Ketika perhatian banyak wartawan dan mahasiswa terpusat ke ruangan rapat Pansus Trisakti dan Letjen Prabowo Subijanto, Muladi datang menemui pimpinan DPR RI, Akbar Tandjung dan Soetardjo Soerjogoeritno. Kali ini, kedatangannya ke DPR adalah untuk menyerahkan surat permohonan pengunduran dirinya dari posisinya sebagai calon Ketua MA.
Muladi muncul sebagai calon kuat Ketua MA setelah menyingkirkan para saingannya dalam proses fit and proper test yang dilakukan oleh Komisi II DPR RI. Selain Muladi, DPR juga meloloskan Bagir Manan sebagai calon Ketua MA.

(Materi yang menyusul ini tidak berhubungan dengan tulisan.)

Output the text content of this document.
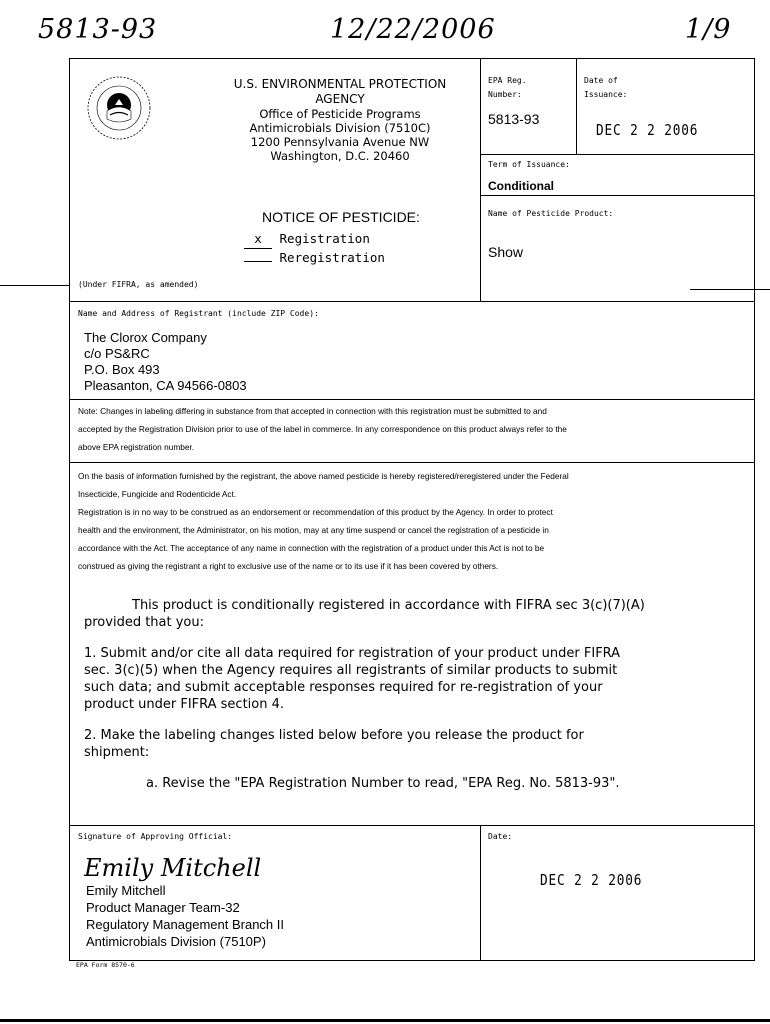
5813-93	12/22/2006	1/9
U.S. ENVIRONMENTAL PROTECTION
AGENCY
Office of Pesticide Programs
Antimicrobials Division (7510C)
1200 Pennsylvania Avenue NW
Washington, D.C. 20460
EPA Reg.
Number:
5813-93
Date of
Issuance:
DEC 2 2 2006
Term of Issuance:
Conditional
Name of Pesticide Product:
Show
NOTICE OF PESTICIDE:
x Registration
Reregistration
(Under FIFRA, as amended)
Name and Address of Registrant (include ZIP Code):
The Clorox Company
c/o PS&RC
P.O. Box 493
Pleasanton, CA 94566-0803
Note: Changes in labeling differing in substance from that accepted in connection with this registration must be submitted to and
accepted by the Registration Division prior to use of the label in commerce. In any correspondence on this product always refer to the
above EPA registration number.
On the basis of information furnished by the registrant, the above named pesticide is hereby registered/reregistered under the Federal
Insecticide, Fungicide and Rodenticide Act.
Registration is in no way to be construed as an endorsement or recommendation of this product by the Agency. In order to protect
health and the environment, the Administrator, on his motion, may at any time suspend or cancel the registration of a pesticide in
accordance with the Act. The acceptance of any name in connection with the registration of a product under this Act is not to be
construed as giving the registrant a right to exclusive use of the name or to its use if it has been covered by others.
This product is conditionally registered in accordance with FIFRA sec 3(c)(7)(A)
provided that you:
1. Submit and/or cite all data required for registration of your product under FIFRA
sec. 3(c)(5) when the Agency requires all registrants of similar products to submit
such data; and submit acceptable responses required for re-registration of your
product under FIFRA section 4.
2. Make the labeling changes listed below before you release the product for
shipment:
a. Revise the "EPA Registration Number to read, "EPA Reg. No. 5813-93".
Signature of Approving Official:
Emily Mitchell
Emily Mitchell
Product Manager Team-32
Regulatory Management Branch II
Antimicrobials Division (7510P)
Date:
DEC 2 2 2006
EPA Form 8570-6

Menurut Muladi, kekosongan Ketua MA yang berkepanjangan dan akan sangat membahayakan integritas MA. Pasalnnya, MA mempunyai peran yang sangat strategis dalam menumbuhkan sistem check and balances di antara lembaga-lembaga tinggi negara.
Political hostage
Konflik pun mulai muncul setelah presiden menolak usulan calon Ketua MA seperti yang disodorkan oleh DPR, yaitu Muladi dan Bagir Manan. Sementara DPR justru sebaliknya, saat itu DPR ngotot bahwa kedua nama tersebut sudah merupakan calon final yang diusulkan oleh DPR. Bahkan, para anggota komisi II DPR saat itu mengisyaratkan tidak akan adanya fit and proper test ulang untuk menjaring calon lainnya.
Dalam surat yang telah diserahkan kepada DPR itu, Muladi mengatakan bahwa secara pribadi dirinya telah merasa teraniaya secara politik (political slaughter) dan tersandera secara politik (political hostage).
Lebih lanjut Muladi menjelaskan bahwa pencalonan Ketua MA tersebut tidak lagi merupakan persoalan pribadi dirinya. Akan tetapi, telah menjadi kewenangan dan keputusan DPR RI sebagai lembaga tinggi negara.
Namun menurut mantan Menteri Kehakiman era Soeharto dan Habibie ini, dengan tidak digunakannya hak dan kewajiban hukum oleh kepala negara untuk memilih dan menetapkan Ketua, MA kekosongan Ketua MA menjadi berkepanjangan. Meskipun, dengan berbagai alasan dan disertai pula dengan permintaan Kepala Negara kepada DPR RI untuk mengajukan calon-calon lain.